Aotros dioses adoramos en estos tiempos. Le rezamos a íconos extraños, tan terrestres que han perdido todo encanto, tan pequeños y transitorios que no trascienden más allá del bullicio. Los ritos ya no son los de antes, ni sirven las campanas para convocar a nadie. Ni los cánticos del oficiante atraen a la feligresía ausente. Las notas de órganos medievales acentúan la soledad de las iglesias que ahora son apenas monumentos, piedra petrificada en gestos que conmueven por su coraje para seguir, desde el pasado, afirmando lo que ya no es, lo que se fue.
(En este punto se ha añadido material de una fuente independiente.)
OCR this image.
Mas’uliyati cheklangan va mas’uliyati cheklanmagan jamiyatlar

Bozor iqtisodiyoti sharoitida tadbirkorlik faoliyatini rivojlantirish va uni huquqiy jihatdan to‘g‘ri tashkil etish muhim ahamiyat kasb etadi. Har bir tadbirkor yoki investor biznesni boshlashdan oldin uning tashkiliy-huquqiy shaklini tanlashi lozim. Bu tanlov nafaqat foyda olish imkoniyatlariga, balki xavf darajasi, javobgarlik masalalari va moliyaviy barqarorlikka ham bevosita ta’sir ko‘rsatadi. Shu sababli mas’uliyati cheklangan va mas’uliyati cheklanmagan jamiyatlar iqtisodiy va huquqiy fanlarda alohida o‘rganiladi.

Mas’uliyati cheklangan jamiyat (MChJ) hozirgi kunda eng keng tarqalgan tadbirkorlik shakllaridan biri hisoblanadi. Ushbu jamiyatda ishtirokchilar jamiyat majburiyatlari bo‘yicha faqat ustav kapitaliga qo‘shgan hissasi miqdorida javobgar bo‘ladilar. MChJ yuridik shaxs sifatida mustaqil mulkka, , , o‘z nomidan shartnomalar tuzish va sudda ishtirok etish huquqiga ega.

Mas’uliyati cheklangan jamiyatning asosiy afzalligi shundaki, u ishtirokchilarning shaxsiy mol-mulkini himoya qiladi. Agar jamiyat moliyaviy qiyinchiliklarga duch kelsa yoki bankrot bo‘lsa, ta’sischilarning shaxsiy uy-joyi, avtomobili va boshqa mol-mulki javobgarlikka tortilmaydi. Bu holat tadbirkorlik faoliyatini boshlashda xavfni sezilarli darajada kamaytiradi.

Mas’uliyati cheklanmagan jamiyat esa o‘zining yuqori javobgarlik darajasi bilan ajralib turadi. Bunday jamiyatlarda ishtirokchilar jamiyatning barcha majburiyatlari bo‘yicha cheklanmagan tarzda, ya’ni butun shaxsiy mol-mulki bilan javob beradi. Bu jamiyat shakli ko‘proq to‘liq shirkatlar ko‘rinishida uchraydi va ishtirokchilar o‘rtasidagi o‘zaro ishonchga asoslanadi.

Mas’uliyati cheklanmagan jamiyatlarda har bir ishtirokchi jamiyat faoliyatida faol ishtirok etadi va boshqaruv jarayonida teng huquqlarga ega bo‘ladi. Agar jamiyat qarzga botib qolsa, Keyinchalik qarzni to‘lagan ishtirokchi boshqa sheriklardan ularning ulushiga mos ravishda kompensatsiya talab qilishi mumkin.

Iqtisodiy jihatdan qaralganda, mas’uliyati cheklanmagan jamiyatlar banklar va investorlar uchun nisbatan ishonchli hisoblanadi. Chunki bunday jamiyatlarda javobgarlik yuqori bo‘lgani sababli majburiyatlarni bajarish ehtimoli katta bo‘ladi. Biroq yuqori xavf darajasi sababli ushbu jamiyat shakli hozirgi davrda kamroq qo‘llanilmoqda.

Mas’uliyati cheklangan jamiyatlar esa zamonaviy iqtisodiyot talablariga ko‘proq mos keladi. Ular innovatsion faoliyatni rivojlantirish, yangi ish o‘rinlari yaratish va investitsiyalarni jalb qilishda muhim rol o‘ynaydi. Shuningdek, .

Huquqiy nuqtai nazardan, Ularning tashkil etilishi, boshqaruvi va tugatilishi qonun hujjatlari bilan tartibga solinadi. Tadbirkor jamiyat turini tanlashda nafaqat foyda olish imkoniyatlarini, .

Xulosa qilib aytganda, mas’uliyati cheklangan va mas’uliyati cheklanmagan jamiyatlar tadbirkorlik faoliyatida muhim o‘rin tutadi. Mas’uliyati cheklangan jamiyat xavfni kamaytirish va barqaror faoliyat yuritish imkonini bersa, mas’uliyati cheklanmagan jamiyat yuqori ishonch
La gente le ha vuelto las espaldas a los dioses que solo ofrecían esperanzas. Ya no le interesan, ni le conmueven, los que representaban sacrificios y pasiones, los dioses locos que exigían heroísmos, disciplinas y rigores. La gente ha elegido a otros: cotidianos, tangibles, hechos a la medida de una humanidad a la que le asusta lo distante, lo complejo, lo simbólico. En estos tiempos, cuando la noticia supera a la ficción, cuando lo virtual deroga lo real, es necesario tener dioses programados, íconos de plástico, ritos que no signifiquen nada distinto de la mediocridad de cada día.
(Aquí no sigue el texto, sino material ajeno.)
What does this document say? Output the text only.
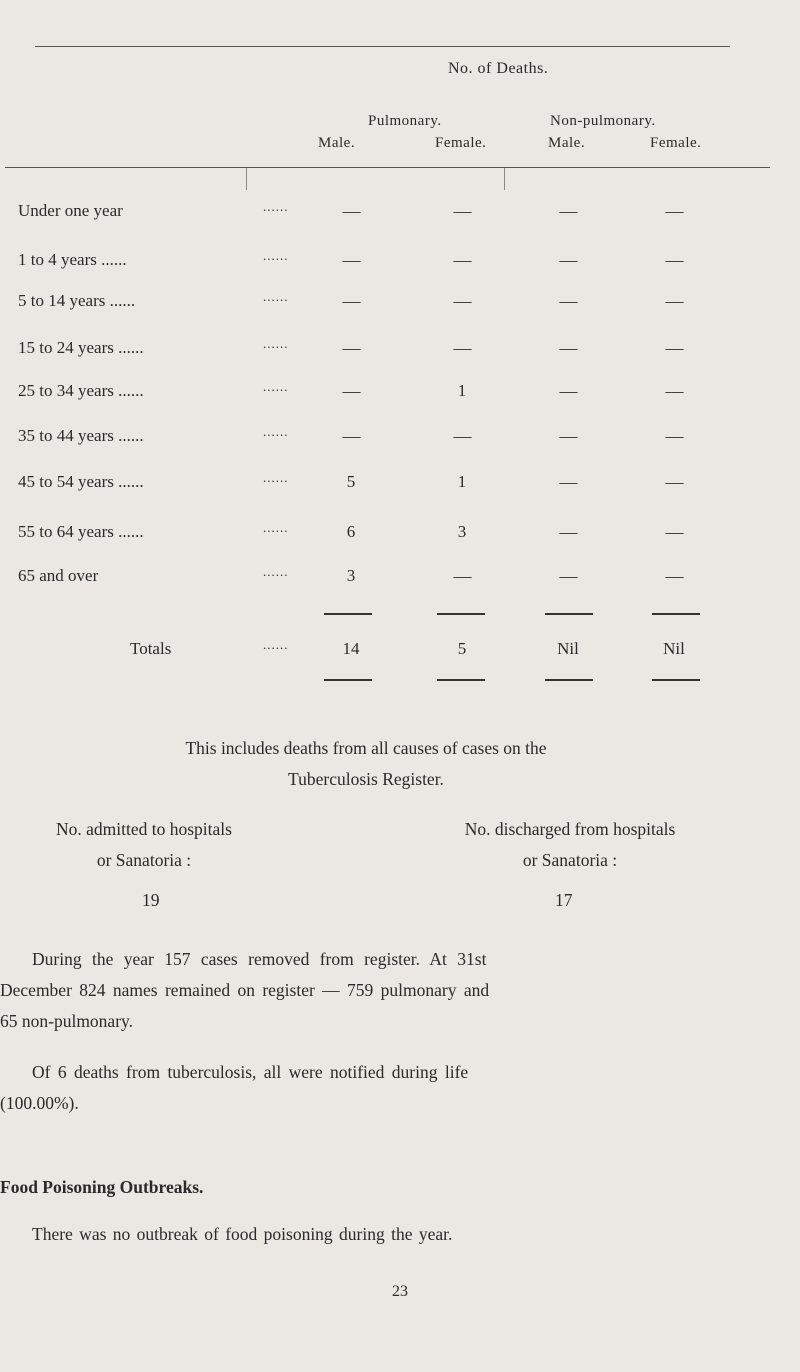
No. of Deaths.
Pulmonary.	Non-pulmonary.
Male.	Female.	Male.	Female.
Under one year	......	—	—	—	—
1 to 4 years ......	......	—	—	—	—
5 to 14 years ......	......	—	—	—	—
15 to 24 years ......	......	—	—	—	—
25 to 34 years ......	......	—	1	—	—
35 to 44 years ......	......	—	—	—	—
45 to 54 years ......	......	5	1	—	—
55 to 64 years ......	......	6	3	—	—
65 and over	......	3	—	—	—
Totals	......	14	5	Nil	Nil
This includes deaths from all causes of cases on the
Tuberculosis Register.
No. admitted to hospitals
or Sanatoria :
No. discharged from hospitals
or Sanatoria :
19	17
During the year 157 cases removed from register. At 31st
December 824 names remained on register — 759 pulmonary and
65 non-pulmonary.
Of 6 deaths from tuberculosis, all were notified during life
(100.00%).
Food Poisoning Outbreaks.
There was no outbreak of food poisoning during the year.
23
Ahora los dioses son otros. Las divinidades aterrizaron en los centros comerciales precedidas de cánticos y coros de propaganda enfermiza, que anuncia la llegada de los días de la felicidad prometida. Las indulgencias están ahora en las tarjetas de consumo.
Las catedrales son otras. Son las del dispendio. Prospera la frivolidad. Entonces, el pecado consiste en no poder, en no tener. El infierno está en la pobreza; el purgatorio, en el sueldo escaso, en la marginalidad. Los dioses que tuvieron por compañía al asno y al buey quedaron como recuerdo de tiempos más modestos, más humanos, en que era posible la imaginación y la fraternidad, en que la vitrina no anulaba aún la capacidad de soñar, en que la ilusión iba por los rumbos de la sensibilidad, por los de las humildades olvidadas, por el de las costumbres que aglutinaban a las familias en rituales inolvidables de pesebres, novenas, villancicos y buñuelos. Tiempos de calles sin tumultos y de gente sin ansiedades. Tiempos de austeridad.
La religión del consumo no solo logró parapetarse en el alma de la gente, sino que pudo secuestrar en su beneficio los símbolos de la vieja religión en decadencia. Así, llevó sin problema, y sin escrúpulos, los ritos y los símbolos, los cánticos y los usos de un evento religioso y cultural, a los escenarios del marketing, y los transformó en método de alienación. La Navidad, referente esencial del cristianismo, nacido entre la pobreza y la persecución, ahora es evento comercial que agobia a las familias, que ahoga toda reflexión entre la algarabía de compras y propaganda.
Usted, lector, ¿cómo se siente una vez agotada la carrera de las compras, apagado el árbol, silencioso el pesebre al que nadie le rezó?